For starters, as one might be able to tell from that plot description, the film is confused about which characters we actually care about. As promising an actor as Dever is, Ticket to Paradise is presumably a film centered on and powered by the movie star charisma of its two legacy leads, and yet it spends far too much time away from them, caught up in the inconsequential relationship between Lily and Gede. The film’s narrative mechanics are similarly out of whack when the time comes for Georgia and David to begin seeing each other in a different light, after years of resentment and hostility. We’re told in the dialogue that they’re starting to get along, but we’ve seen little to no evidence of that and, as the character voicing this points out, if we are, it’s only because they’re bonding via their scheme to goad Lily to not marry Gede.

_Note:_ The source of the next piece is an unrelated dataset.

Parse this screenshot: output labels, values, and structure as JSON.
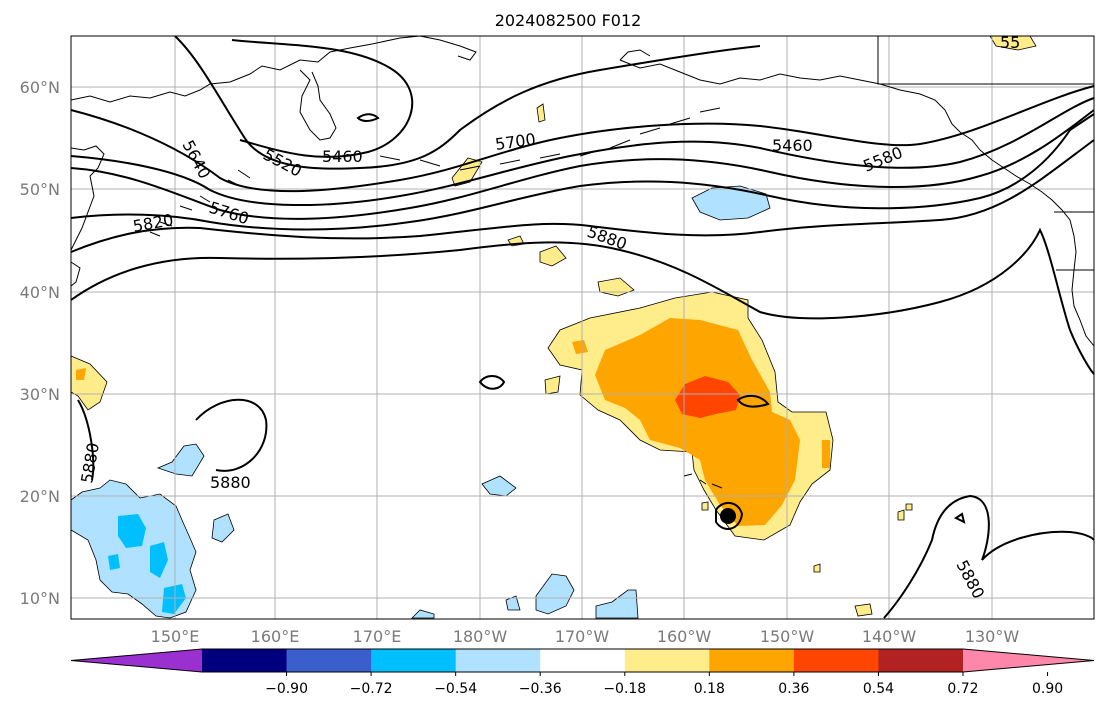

This plan takes up a good portion of the 100-minute film’s second act and the screenplay by Daniel Pipski and the movie’s director, Ol Parker, doesn’t illustrate why we should care about these petty people or why they would be motivated to sabotage their daughter’s life other than the flimsy reasoning that matrimony didn’t work out so well for them either.

In fact, the script is really the primary issue here, because a classically molded comedy of remarriage such as this one (a subgenre that harks back to 1930s and ‘40s classics like The Philadelphia Story and The Lady Eve) ought to deliver pithy rejoinders and taut, wordy conversations, at which Ticket to Paradise tries and fails. From the moment Roberts and Clooney start bickering, it’s clear they don’t have the witty material this set-up requires — almost all of the exchanges between the pair play like an inexact facsimile of clever banter. The screenplay basically has two modes: in keeping with the overly cruel temperament of both leads, it offers up tone-deaf jokes such as the comparison of Georgia to a “very attractive horse.” Or, conversely, Parker and Pipski traffic in cheap pop psychology: “being loved is not the same as loving.”

The second category is the stuff of many much more successful films in this genre, because if the performances and filmmaking can breathe life into clichés, they’re as good as new. But Roberts and Clooney struggle to spark any tangible magnetism, either together or apart. Clooney in particular mostly flounders — one is left yearning for the careful tonal calibration and sharp pens of the Coen Brothers, with whom the star made, among other things, the unfairly maligned screwball rom-com Intolerable Cruelty. His line readings in Ticket to Paradise are half-hearted and unconvincing and his presence forced, leaving this critic wondering if (absent the Coens’ guidance), he’s ever been an actor of much stature in the first place. Likewise, the film itself does its best to make us forget why this once-vital genre was valuable.